Il governatore, accusato con veemenza dalla vedova per l’avvelenamento di Germanico, si difese in senato con vigore negando ogni responsabilità e venne assolto dall’accusa di veneficio. Accusato, però, di irregolarità amministrative commesse in Siria, l’ex proconsole, prima che il verdetto venisse pronunciato, si tolse la vita. Pure Plancina, protetta di Livia, fu assolta. Svetonio e Tacito alludono al giallo, sebbene non offrano indizi sulle responsabilità. Prove di avvelenamento non emersero. Un cold case dell’antichità, insomma. Molto seguito perché Germanico, nonostante la giovane età (34 anni) aveva ottenuto gli “ornamenti trionfali” per le campagne in Pannonia e il trionfo per le guerre in Germania (dove aveva recuperato due delle tre aquile delle legioni massacrate da Arminio a Teutoburgo). Non manca chi ritiene che Pisone avesse agito su mandato di Tiberio in merito all’uccisione di Germanico, che godeva di un appeal particolare tra i soldati e la plebe, anche per i suoi modi semplici, alla mano, di relazionarsi con gli altri rispetto al carattere chiuso, riservato e freddo dello zio imperatore, sempre sospettoso e geloso dell’ombra di tutti. Il caso giudiziario, nonostante la tenacia e il coraggio di Agrippina Maggiore nel portare avanti le accuse, restò senza soluzioni giuridiche. La Tavola Ebana attesta, comunque, le fastose celebrazioni organizzate in tutto l’impero per il principe deceduto, le cui ceneri furono tumulate nel Mausoleo di Augusto.

La statua del Germanico, ad Amelia, forse frutto di queste iniziative di commemorazione pubblica, fu scoperta nel 1963 a seguito di lavori, poco fuori l’antica cinta muraria della città umbra.

Con la statua tornò alla luce anche un capitello decorato con trofei e navi, che probabilmente ricordava una vittoria navale di Augusto (o quella contro Sesto Pompeo a Nauloco o quella di Azio contro Marco Antonio e Cleopatra) e un’ara. La statua di altissima qualità, restaurata dalla Soprintendenza umbra, alta più di due metri, rappresenta il giovane Germanico in veste trionfale come generale vittorioso, con corazza e col braccio - nella posizione della “adlocutio” - appoggiato ad una lancia.

Di grande suggestione e pregio artistico la decorazione del pettorale sul quale è rappresentata la scena mitica dell’agguato di Achille a Troilo. Germanico non si distinse solo nelle armi, ma persino quale oratore e scrittore. Ha lasciato, infatti gli “Aratea” in esametri e frammenti di un'opera denominata “Prognostica”.

E Agrippina Maggiore?

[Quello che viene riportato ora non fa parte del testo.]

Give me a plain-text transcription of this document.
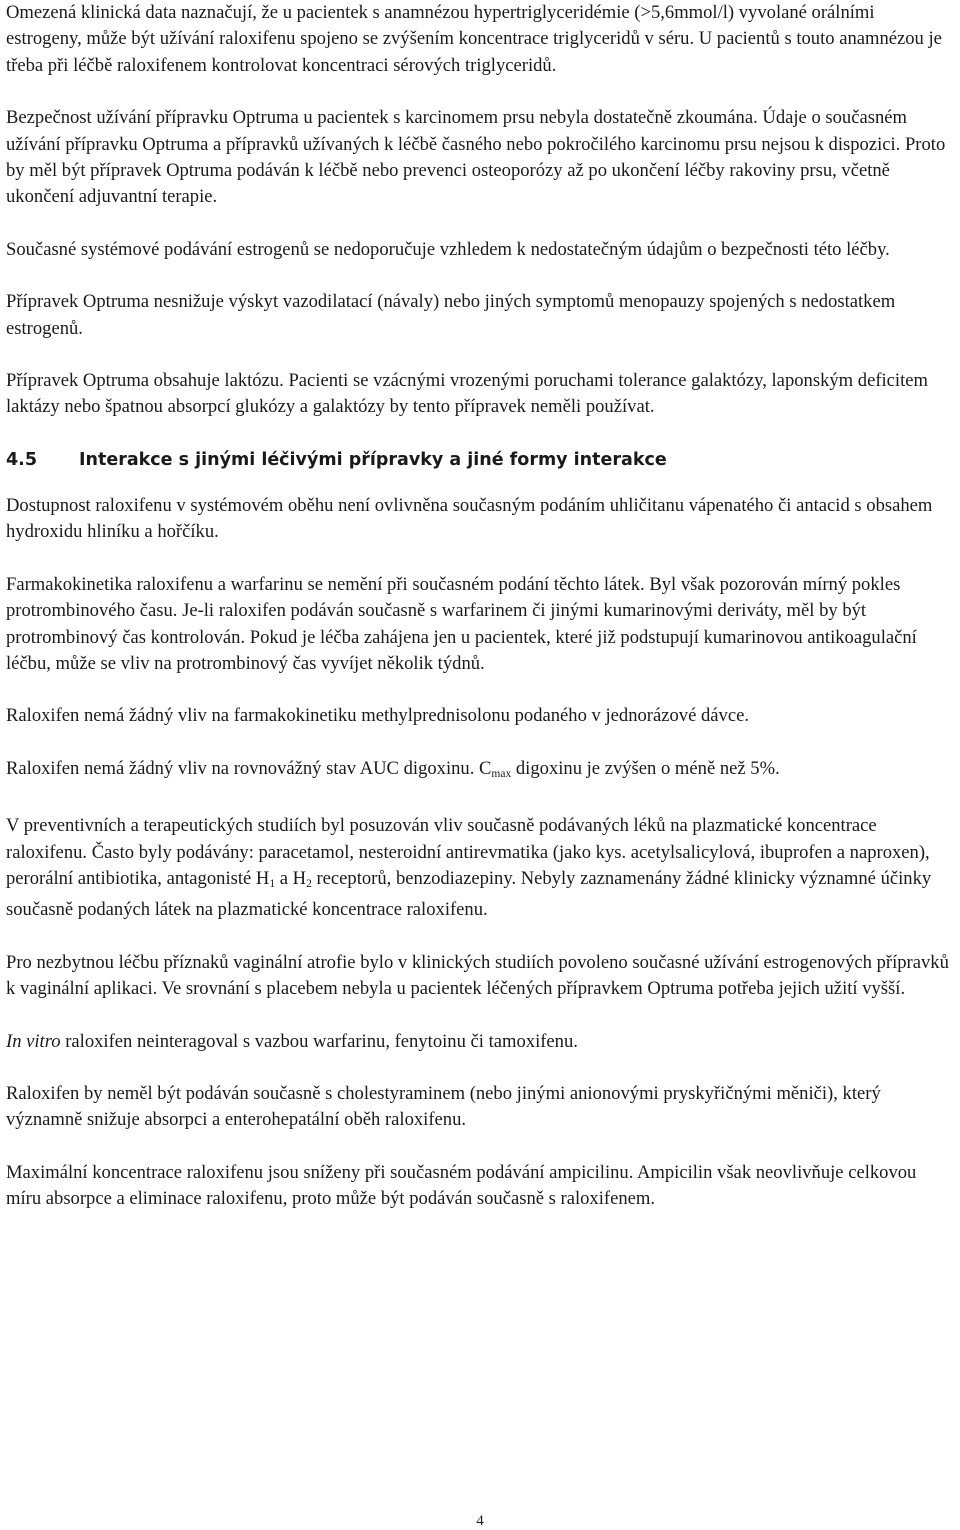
Omezená klinická data naznačují, že u pacientek s anamnézou hypertriglyceridémie (>5,6mmol/l) vyvolané orálními estrogeny, může být užívání raloxifenu spojeno se zvýšením koncentrace triglyceridů v séru. U pacientů s touto anamnézou je třeba při léčbě raloxifenem kontrolovat koncentraci sérových triglyceridů.

Bezpečnost užívání přípravku Optruma u pacientek s karcinomem prsu nebyla dostatečně zkoumána. Údaje o současném užívání přípravku Optruma a přípravků užívaných k léčbě časného nebo pokročilého karcinomu prsu nejsou k dispozici. Proto by měl být přípravek Optruma podáván k léčbě nebo prevenci osteoporózy až po ukončení léčby rakoviny prsu, včetně ukončení adjuvantní terapie.

Současné systémové podávání estrogenů se nedoporučuje vzhledem k nedostatečným údajům o bezpečnosti této léčby.

Přípravek Optruma nesnižuje výskyt vazodilatací (návaly) nebo jiných symptomů menopauzy spojených s nedostatkem estrogenů.

Přípravek Optruma obsahuje laktózu. Pacienti se vzácnými vrozenými poruchami tolerance galaktózy, laponským deficitem laktázy nebo špatnou absorpcí glukózy a galaktózy by tento přípravek neměli používat.

4.5 Interakce s jinými léčivými přípravky a jiné formy interakce

Dostupnost raloxifenu v systémovém oběhu není ovlivněna současným podáním uhličitanu vápenatého či antacid s obsahem hydroxidu hliníku a hořčíku.

Farmakokinetika raloxifenu a warfarinu se nemění při současném podání těchto látek. Byl však pozorován mírný pokles protrombinového času. Je-li raloxifen podáván současně s warfarinem či jinými kumarinovými deriváty, měl by být protrombinový čas kontrolován. Pokud je léčba zahájena jen u pacientek, které již podstupují kumarinovou antikoagulační léčbu, může se vliv na protrombinový čas vyvíjet několik týdnů.

Raloxifen nemá žádný vliv na farmakokinetiku methylprednisolonu podaného v jednorázové dávce.

Raloxifen nemá žádný vliv na rovnovážný stav AUC digoxinu. $C_{max}$ digoxinu je zvýšen o méně než 5%.

V preventivních a terapeutických studiích byl posuzován vliv současně podávaných léků na plazmatické koncentrace raloxifenu. Často byly podávány: paracetamol, nesteroidní antirevmatika (jako kys. acetylsalicylová, ibuprofen a naproxen), perorální antibiotika, antagonisté $H_1$ a $H_2$ receptorů, benzodiazepiny. Nebyly zaznamenány žádné klinicky významné účinky současně podaných látek na plazmatické koncentrace raloxifenu.

Pro nezbytnou léčbu příznaků vaginální atrofie bylo v klinických studiích povoleno současné užívání estrogenových přípravků k vaginální aplikaci. Ve srovnání s placebem nebyla u pacientek léčených přípravkem Optruma potřeba jejich užití vyšší.

In vitro raloxifen neinteragoval s vazbou warfarinu, fenytoinu či tamoxifenu.

Raloxifen by neměl být podáván současně s cholestyraminem (nebo jinými anionovými pryskyřičnými měniči), který významně snižuje absorpci a enterohepatální oběh raloxifenu.

Maximální koncentrace raloxifenu jsou sníženy při současném podávání ampicilinu. Ampicilin však neovlivňuje celkovou míru absorpce a eliminace raloxifenu, proto může být podáván současně s raloxifenem.

4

Entrata in rotta di collisione con Tiberio e col prefetto del pretorio Lucio Elio Seiano, le fu impedito di risposarsi con Gaio Asinio Pollione (senatore, ex console ed ex proconsole, fatto morire di fame) e finì per venire esiliata, come la madre Giulia, nell’isola di Pandataria (Ventotene) dove morì di inedia, fra terribili tormenti (sarebbe stata persino fustigata). Fu Caligola, una volta imperatore, a riportare le ceneri della sfortunata madre a Roma ed a farle tumulare nel Mausoleo di Augusto. Poco dopo la morte di Agrippina Maggiore anche Plancina fu costretta, scrive Tacito negli Annales, al suicidio.